沈砚舟深邃的眸中闪过一丝光亮,他反手握住林骁的手,掌心温暖而有力:“好。就我们两个。”他的信息素不再带有任何试探或侵略性,而是如同冬日暖阳下的松林,沉稳、安心,将林骁缓缓包围。林骁作为一个Beta,虽然无法像Omega那样被信息素直接安抚,却能清晰地感受到这份来自Alpha的、全心全意的守护与爱重。他放松身体,靠在椅背上,任由那份温暖的气息包裹自己,多日来的疲惫似乎都减轻了不少。这是一种超越第二性别的信任与依赖,在阴谋与危险中悄然盛放。

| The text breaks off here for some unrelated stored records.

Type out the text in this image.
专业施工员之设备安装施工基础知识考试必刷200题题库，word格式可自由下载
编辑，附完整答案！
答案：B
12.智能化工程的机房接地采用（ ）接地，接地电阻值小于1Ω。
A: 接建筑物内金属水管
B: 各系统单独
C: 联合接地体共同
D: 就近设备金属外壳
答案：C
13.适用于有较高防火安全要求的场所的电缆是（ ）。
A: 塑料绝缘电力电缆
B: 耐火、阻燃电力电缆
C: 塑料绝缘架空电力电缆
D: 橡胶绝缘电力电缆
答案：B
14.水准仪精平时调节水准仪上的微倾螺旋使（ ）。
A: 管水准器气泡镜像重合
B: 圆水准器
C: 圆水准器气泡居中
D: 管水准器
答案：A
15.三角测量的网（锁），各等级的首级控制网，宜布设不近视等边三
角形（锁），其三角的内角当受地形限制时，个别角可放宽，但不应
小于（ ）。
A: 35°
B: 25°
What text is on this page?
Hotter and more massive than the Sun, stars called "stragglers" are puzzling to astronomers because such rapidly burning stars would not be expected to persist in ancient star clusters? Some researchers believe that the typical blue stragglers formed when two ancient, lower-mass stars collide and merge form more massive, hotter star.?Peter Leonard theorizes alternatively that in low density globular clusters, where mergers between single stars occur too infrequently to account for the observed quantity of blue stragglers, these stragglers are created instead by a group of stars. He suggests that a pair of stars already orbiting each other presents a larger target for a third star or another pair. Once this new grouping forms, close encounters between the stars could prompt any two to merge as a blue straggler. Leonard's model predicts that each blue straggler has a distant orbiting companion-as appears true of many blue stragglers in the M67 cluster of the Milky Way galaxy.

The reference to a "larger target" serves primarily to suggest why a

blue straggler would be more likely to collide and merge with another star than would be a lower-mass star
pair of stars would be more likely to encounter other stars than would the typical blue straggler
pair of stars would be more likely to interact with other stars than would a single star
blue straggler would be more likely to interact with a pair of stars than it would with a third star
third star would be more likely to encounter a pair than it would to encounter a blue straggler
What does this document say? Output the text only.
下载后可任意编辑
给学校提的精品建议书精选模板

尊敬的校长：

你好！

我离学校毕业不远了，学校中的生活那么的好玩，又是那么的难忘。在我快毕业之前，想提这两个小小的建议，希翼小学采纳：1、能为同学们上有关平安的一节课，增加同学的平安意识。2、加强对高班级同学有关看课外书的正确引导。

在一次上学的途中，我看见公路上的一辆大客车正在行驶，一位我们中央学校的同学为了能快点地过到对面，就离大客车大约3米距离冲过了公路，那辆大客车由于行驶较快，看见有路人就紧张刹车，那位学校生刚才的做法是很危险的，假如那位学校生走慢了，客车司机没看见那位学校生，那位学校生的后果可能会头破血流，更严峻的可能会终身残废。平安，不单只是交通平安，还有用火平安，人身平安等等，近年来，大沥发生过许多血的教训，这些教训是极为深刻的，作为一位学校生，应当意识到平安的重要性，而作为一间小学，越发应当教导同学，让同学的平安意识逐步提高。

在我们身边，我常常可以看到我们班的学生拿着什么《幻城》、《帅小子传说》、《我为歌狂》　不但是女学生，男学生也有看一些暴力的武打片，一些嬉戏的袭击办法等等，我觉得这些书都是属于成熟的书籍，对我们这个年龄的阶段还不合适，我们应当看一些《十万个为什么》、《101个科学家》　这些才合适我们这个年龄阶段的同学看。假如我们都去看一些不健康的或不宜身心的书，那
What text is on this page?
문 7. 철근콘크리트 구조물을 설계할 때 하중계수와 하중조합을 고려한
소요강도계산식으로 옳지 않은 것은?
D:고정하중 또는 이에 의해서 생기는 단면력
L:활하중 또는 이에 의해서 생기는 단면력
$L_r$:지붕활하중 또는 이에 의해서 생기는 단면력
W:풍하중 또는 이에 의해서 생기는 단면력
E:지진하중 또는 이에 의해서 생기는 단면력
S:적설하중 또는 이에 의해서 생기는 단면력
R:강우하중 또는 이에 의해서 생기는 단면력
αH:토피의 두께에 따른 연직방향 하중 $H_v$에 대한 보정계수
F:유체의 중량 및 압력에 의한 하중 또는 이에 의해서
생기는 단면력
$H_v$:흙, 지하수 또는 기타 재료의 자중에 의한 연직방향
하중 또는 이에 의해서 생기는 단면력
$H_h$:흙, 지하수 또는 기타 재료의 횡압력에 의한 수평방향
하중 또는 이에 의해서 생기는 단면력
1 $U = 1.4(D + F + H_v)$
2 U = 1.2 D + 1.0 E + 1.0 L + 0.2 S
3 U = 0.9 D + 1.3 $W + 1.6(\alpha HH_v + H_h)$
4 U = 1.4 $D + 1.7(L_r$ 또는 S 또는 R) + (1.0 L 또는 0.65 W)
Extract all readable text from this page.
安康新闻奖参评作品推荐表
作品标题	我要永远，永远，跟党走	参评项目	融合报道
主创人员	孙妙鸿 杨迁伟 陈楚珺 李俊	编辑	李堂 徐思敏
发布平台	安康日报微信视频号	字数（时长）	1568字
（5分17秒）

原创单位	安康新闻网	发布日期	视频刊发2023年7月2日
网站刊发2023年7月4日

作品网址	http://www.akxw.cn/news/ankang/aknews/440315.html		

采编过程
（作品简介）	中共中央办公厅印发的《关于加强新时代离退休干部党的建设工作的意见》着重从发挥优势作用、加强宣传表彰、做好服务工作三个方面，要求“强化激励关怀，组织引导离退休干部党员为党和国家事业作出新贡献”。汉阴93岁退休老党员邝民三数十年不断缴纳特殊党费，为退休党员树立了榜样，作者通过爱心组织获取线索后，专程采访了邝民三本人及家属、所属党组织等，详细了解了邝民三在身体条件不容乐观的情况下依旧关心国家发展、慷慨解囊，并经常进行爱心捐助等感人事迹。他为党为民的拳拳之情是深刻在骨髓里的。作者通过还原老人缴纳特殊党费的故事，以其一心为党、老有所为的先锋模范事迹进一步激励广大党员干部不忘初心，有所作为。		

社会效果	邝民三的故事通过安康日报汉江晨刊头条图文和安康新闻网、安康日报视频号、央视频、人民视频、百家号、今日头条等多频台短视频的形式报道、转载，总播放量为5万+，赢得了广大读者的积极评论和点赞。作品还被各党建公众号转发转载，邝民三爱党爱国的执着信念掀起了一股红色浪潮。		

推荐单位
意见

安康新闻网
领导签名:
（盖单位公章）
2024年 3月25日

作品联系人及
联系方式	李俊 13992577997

慈善晚宴的前夜,所有准备工作就绪。盛然的身体在林骁远程指导的医疗方案和祁寒的精心照料下,恢复情况比预期要好,对新型干扰剂的耐受测试也取得了关键数据。沈砚舟和祁寒最后一遍确认了行动流程,以及突发情况的应对策略。
夜色深沉,沈砚舟站在窗边,望着远处城市的霓虹。林骁的声音从耳麦中传来,带着一丝不易察觉的担忧:“一切小心。”沈砚舟唇角微勾:“放心。为了我们的‘婚礼’能如期举行,我也会平安回来。”这话带着几分调侃,却又无比认真。林骁在那边轻笑了一声:“好,我等你。”
与此同时,在另一个房间,祁寒正帮盛然穿上特制的、内置了微型屏蔽装置的礼服。两人的距离极近,呼吸可闻。盛然看着祁寒专注而认真的侧脸,忽然低声说:“祁寒,明天……无论发生什么,保护好自己。”祁寒系扣子的手顿了顿,抬头,目光灼灼地看着他:“你也是。盛然,等这一切结束,我有话对你说。”盛然的心跳漏了一拍,他看懂了祁寒眼中的深意,这一次,他没有回避,而是轻轻点了点头:“……好。”
当黎明的第一缕微光透过窗帘缝隙时,四人通过加密频道进行了最后的通讯。
“频道检查,清晰。”
“装备就绪。”
“坐标锁定。”
“内部接应已确认。”
沈砚舟的声音透过电流传来,冷静而强大:“行动开始。”
林骁的声音紧随其后,平稳且充满力量:“后方有我。”
祁寒深吸一口气,看向身旁已经调整好状态、眼神恢复锐利的盛然:“走吧。”
盛然整理了一下衣领,唇角勾起一抹熟悉的、带着几分慵懒与危险的笑容:“好戏,该开场了。”
黑夜依旧漫长,但微光已现,希望与危机并存。他们即将踏入的,不仅是一场豪门盛宴,更是一个精心布置的战场。而这一次,他们不再是孤军奋战。